Ausências arquivadas
Guardo o que tenho perdido. Arquivo lembranças. As ausências presentes deixam o passado bem mais próximo. O tempo sempre vem diluído, quase imperceptível. É ele que impõe o ritmo. Não acelera, nem retarda, segue: as perdas somos nós quem contabiliza…
Indubitavelmente, só perde tempo quem tem tempo a perder. Para ganhá-lo, é preciso dedicar-se ao servir, pois é doando-se que se aspira ao eterno.
A consciência da infiminidade humana em relação ao Cosmo ajuda a conceber o conceito de eternidade, uma vez que favorece a assimilação do que é impossível mensurar. E, quando se tem noção do conceito de Infinito, torna-se fácil a percepção da nossa contingência. Em síntese, o mundo não gira em função do nosso umbigo. Não somos o centro do Universo, nem superior ao tempo, que nos consome independente da nossa vontade.
Em se tratando da nossa natureza biológica, é possível admitir o fato de que temos um prazo de validade. A carne, as vísceras da anatomia humana são perecíveis. Ainda não somos imorríveis. O Dia dos Finados é o nosso dia. Finamos um pouco a cada dia. Por isso que, para nós, o tempo passa. E como passamos o tempo?… Qual o nosso tempo útil?…
O humano é limitado. Na minha parca concepção, o deslimitar-se só é possível no plano metafísico, uma vez que a nossa matéria biológica é efêmera. Efetuamos uma contagem regressiva: conta-se o tempo vivido na incerteza do que ainda temos por viver.
Ontem, hoje, amanhã, segundos, minutos, horas, dias, semanas, meses, anos, séculos são apenas referências que nos posicionam no tempo. Mesmo com a consciência de que estamos aqui de passagem, a vida que se conduz sobre ele não pode ficar à deriva. É preciso dar sentido a ela, por isso que o servir está na raiz de quem planta as sementes do amor, pois este é que sedimenta as eternas lembranças. Ninguém esquece o que ama.
Tenho no coração e na mente, arquivos de lembranças. Preservo assim como álbum de família. Abro e passo as páginas cheias de ontens inesquecíveis. É uma delícia reviver bons momentos. Os mais simples, os mais descompromissados são os que guardam os laços de amizades desapegados de interesses. Estar ao lado dos entes queridos despretensiosamente é uma forma de estacionar o tempo e sentir a eternidade de cada segundo. São ternos e eternos os momentos imersos na felicidade. Por isso que, quando perdemos alguém muito estimado, sentimos uma dor profunda. A irreversibilidade da morte é que nos conduz à resignação. Resta-nos guardar a ausência pelas lembranças e alimentar a saudade e boas lembranças.

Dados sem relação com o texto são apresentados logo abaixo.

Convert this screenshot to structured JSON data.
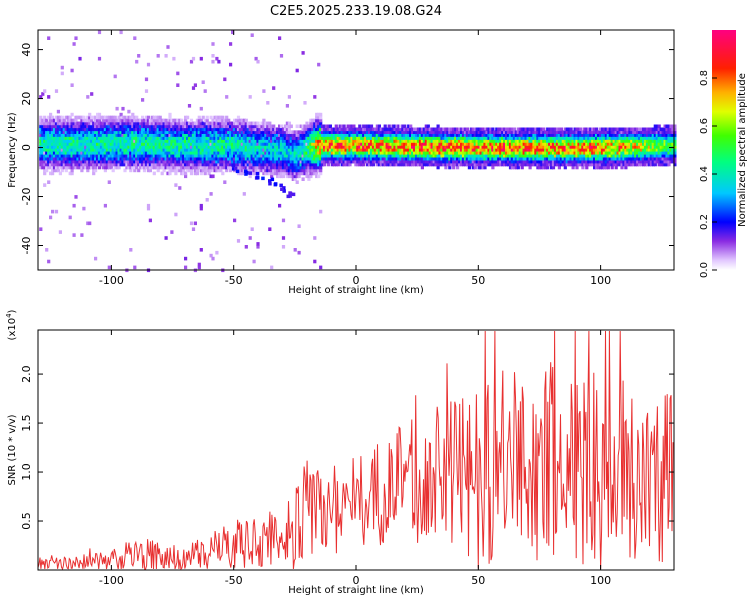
{
  "title": "C2E5.2025.233.19.08.G24",
  "chart_data": [
    {
      "type": "heatmap",
      "xlabel": "Height of straight line (km)",
      "ylabel": "Frequency (Hz)",
      "xlim": [
        -130,
        130
      ],
      "ylim": [
        -50,
        48
      ],
      "xticks": [
        -100,
        -50,
        0,
        50,
        100
      ],
      "xtick_labels": [
        "-100",
        "-50",
        "0",
        "50",
        "100"
      ],
      "yticks": [
        40,
        20,
        0,
        -20,
        -40
      ],
      "ytick_labels": [
        "40",
        "20",
        "0",
        "-20",
        "-40"
      ],
      "colorbar": {
        "label": "Normalized spectral amplitude",
        "range": [
          0.0,
          1.0
        ],
        "ticks": [
          0.0,
          0.2,
          0.4,
          0.6,
          0.8
        ],
        "tick_labels": [
          "0.0",
          "0.2",
          "0.4",
          "0.6",
          "0.8"
        ],
        "colormap": "rainbow-white-to-magenta"
      },
      "ridge": {
        "x": [
          -130,
          -110,
          -90,
          -70,
          -50,
          -40,
          -30,
          -25,
          -20,
          -15,
          0,
          50,
          100,
          130
        ],
        "center_freq": [
          1.5,
          1.5,
          2,
          1,
          1,
          0,
          -1,
          -3,
          0,
          1,
          1,
          0,
          0,
          1
        ],
        "peak_amplitude": [
          0.45,
          0.45,
          0.45,
          0.45,
          0.45,
          0.4,
          0.38,
          0.38,
          0.5,
          0.85,
          0.85,
          0.85,
          0.85,
          0.55
        ]
      },
      "secondary_trace": {
        "x": [
          -50,
          -45,
          -40,
          -35,
          -30,
          -27
        ],
        "freq": [
          -8,
          -10,
          -11,
          -13,
          -16,
          -18
        ]
      }
    },
    {
      "type": "line",
      "xlabel": "Height of straight line (km)",
      "ylabel": "SNR (10 * v/v)",
      "y_multiplier_label": "(x10",
      "y_multiplier_exp": "4",
      "y_multiplier_close": ")",
      "xlim": [
        -130,
        130
      ],
      "ylim": [
        0.0,
        2.45
      ],
      "xticks": [
        -100,
        -50,
        0,
        50,
        100
      ],
      "xtick_labels": [
        "-100",
        "-50",
        "0",
        "50",
        "100"
      ],
      "yticks": [
        0.5,
        1.0,
        1.5,
        2.0
      ],
      "ytick_labels": [
        "0.5",
        "1.0",
        "1.5",
        "2.0"
      ],
      "series": [
        {
          "name": "SNR",
          "color": "#e83030",
          "envelope_x": [
            -130,
            -100,
            -90,
            -70,
            -50,
            -30,
            -22,
            -20,
            0,
            20,
            40,
            50,
            70,
            90,
            110,
            130
          ],
          "mean": [
            0.05,
            0.1,
            0.15,
            0.12,
            0.25,
            0.35,
            0.5,
            0.6,
            0.7,
            0.9,
            1.0,
            1.0,
            1.1,
            1.05,
            1.0,
            0.95
          ],
          "amplitude": [
            0.05,
            0.1,
            0.2,
            0.12,
            0.25,
            0.35,
            0.5,
            0.55,
            0.5,
            0.6,
            0.8,
            1.0,
            1.0,
            1.1,
            1.0,
            0.9
          ]
        }
      ]
    }
  ]
}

A média com pão na chapa na padaria, aos domingos, após a missa das 9:00 horas, terá agora o sabor da saudade. Já há alguns anos, um grupo de pessoas amigas que se reúne para um diálogo informal, após a missa das 9:00 horas, celebrada na Capela Consagrada a Nossa Senhora das Graças, no Colégio Santa Isabel.
Não há nada prefixado, nenhum estatuto elaborado, nenhuma pauta preestabelecida, simplesmente vamos à padaria e unimos as mesas. Cada um faz o seu pedido e a conversa vem livremente: rimos, abordamos mais diversos assuntos com respeito pleno a cada ponto de vista exposto. Há uma satisfação imensa em fechar a manhã de domingo com pessoas tão acolhedoras e afetuosas.
Só que agora teremos a saudade como companhia: partiu, na semana passada, o querido amigo professor Aloysio Bade, membro efetivo do nosso grupo. Gostava de falar do Fluminense, das aventuras dos filhos, da história de Petrópolis, das mudanças que presenciou no bairro de Cascatinha, Itamarati. Teve a coragem de me emprestar três livros raros da sua coleção sobre o Centenário de Petrópolis. Eu os devolvi no mesmo estado em que recebi. Por esses três livros que ele me emprestou, iniciei um trabalho de pesquisa sobre a história do Distrito de Corrêas.
O tempo nos ensina a conviver com a saudade. Teremos que usar a fé para suportar a ausência do Bade. Tenho uma imensa admiração pelo amigo, pelo educador, pelo profissional da história. Aprendi muito com ele. O jeito tranquilo e seguro de ser. Quero aqui também externar os sentimentos de todo o grupo da padaria.
À Cristina, esposa, companheira dele, também pertencente ao nosso grupo, e aos filhos, que a padaria agora é o nosso coração que precisa ser alimentado com o pão da fé que nos mostra o caminho da eternidade.